Now Esther’s gone, too, and instead of being held close and told she was loved, she had to die listening to Noemi shriek at someone in anger. That ugly moment was the last one Esther ever knew.

It’s dangerous—being angry at God—but Noemi can’t deny the bitter rage she feels at this one last proof that she isn’t enough for God, for the Gatsons, for anyone at all.

The long silence is broken by Abel’s voice. “I didn’t attempt resuscitation because failure was all but certain.

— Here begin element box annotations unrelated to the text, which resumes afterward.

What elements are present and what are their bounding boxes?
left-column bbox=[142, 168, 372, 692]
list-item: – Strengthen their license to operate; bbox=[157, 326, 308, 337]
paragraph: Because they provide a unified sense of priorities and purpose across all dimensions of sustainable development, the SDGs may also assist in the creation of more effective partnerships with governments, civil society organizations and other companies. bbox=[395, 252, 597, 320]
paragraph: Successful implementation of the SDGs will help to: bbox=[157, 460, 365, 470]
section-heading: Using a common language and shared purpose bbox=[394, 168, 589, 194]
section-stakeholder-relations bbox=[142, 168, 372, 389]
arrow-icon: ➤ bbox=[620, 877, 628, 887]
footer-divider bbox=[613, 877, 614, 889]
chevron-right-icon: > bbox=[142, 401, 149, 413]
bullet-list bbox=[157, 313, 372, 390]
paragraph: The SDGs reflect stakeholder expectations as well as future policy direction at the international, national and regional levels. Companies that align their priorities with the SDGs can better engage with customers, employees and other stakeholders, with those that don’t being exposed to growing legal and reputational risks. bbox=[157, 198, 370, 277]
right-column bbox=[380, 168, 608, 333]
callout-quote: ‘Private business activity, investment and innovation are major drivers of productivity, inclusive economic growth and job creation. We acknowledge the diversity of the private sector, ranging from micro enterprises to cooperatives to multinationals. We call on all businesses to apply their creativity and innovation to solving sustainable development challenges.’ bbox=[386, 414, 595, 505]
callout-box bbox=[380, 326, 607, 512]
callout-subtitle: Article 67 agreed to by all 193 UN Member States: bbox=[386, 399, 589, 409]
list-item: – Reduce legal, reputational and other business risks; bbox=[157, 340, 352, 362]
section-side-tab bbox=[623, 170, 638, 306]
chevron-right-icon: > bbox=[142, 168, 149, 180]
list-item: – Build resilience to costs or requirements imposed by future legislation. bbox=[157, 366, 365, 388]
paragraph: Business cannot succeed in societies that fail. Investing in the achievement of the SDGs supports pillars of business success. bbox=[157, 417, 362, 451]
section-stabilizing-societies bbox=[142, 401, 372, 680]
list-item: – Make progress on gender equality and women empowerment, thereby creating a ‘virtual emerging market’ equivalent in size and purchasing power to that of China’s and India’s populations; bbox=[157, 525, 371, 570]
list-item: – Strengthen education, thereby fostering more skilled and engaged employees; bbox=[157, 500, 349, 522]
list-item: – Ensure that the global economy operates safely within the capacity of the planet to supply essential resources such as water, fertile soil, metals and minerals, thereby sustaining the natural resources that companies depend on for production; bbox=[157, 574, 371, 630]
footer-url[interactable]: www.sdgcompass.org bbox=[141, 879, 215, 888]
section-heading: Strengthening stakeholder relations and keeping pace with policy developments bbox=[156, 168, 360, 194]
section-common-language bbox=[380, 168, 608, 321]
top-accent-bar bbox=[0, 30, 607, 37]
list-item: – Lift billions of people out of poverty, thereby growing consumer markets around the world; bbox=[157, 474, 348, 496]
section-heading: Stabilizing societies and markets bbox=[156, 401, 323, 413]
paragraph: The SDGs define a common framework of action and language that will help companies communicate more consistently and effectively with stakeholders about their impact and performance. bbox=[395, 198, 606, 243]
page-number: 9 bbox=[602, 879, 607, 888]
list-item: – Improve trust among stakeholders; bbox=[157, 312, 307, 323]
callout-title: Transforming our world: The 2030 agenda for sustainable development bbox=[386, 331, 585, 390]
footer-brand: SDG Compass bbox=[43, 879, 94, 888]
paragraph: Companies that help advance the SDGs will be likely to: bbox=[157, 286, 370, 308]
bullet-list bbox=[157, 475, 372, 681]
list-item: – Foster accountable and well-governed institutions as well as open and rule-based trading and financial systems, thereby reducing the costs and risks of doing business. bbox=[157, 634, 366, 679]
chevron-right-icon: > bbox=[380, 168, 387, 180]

Her internal blood loss was too great. We would’ve had to begin the transfusion much earlier to save her.”

“Or we could’ve gotten her into cryosleep.” Noemi turns to stare at the mech. He stands near the computer interface, very still, so obviously unsure what to do that he looks almost human. This doesn’t move her; it enrages her. “If you hadn’t wasted time trying to kill me, Esther might still be alive! We could have put her into cryosleep and saved her!”

Abel doesn’t respond at first. But finally he says, “You are correct.”

As many times as Noemi has gone into battle against Earth forces—as many times as she’s seen friends and fellow soldiers torn apart by their mechs—she thought she knew how to hate with her whole heart. But she didn’t.

Now, only now, as she stares at the machine responsible for her best friend’s death, does Noemi feel what hatred really is.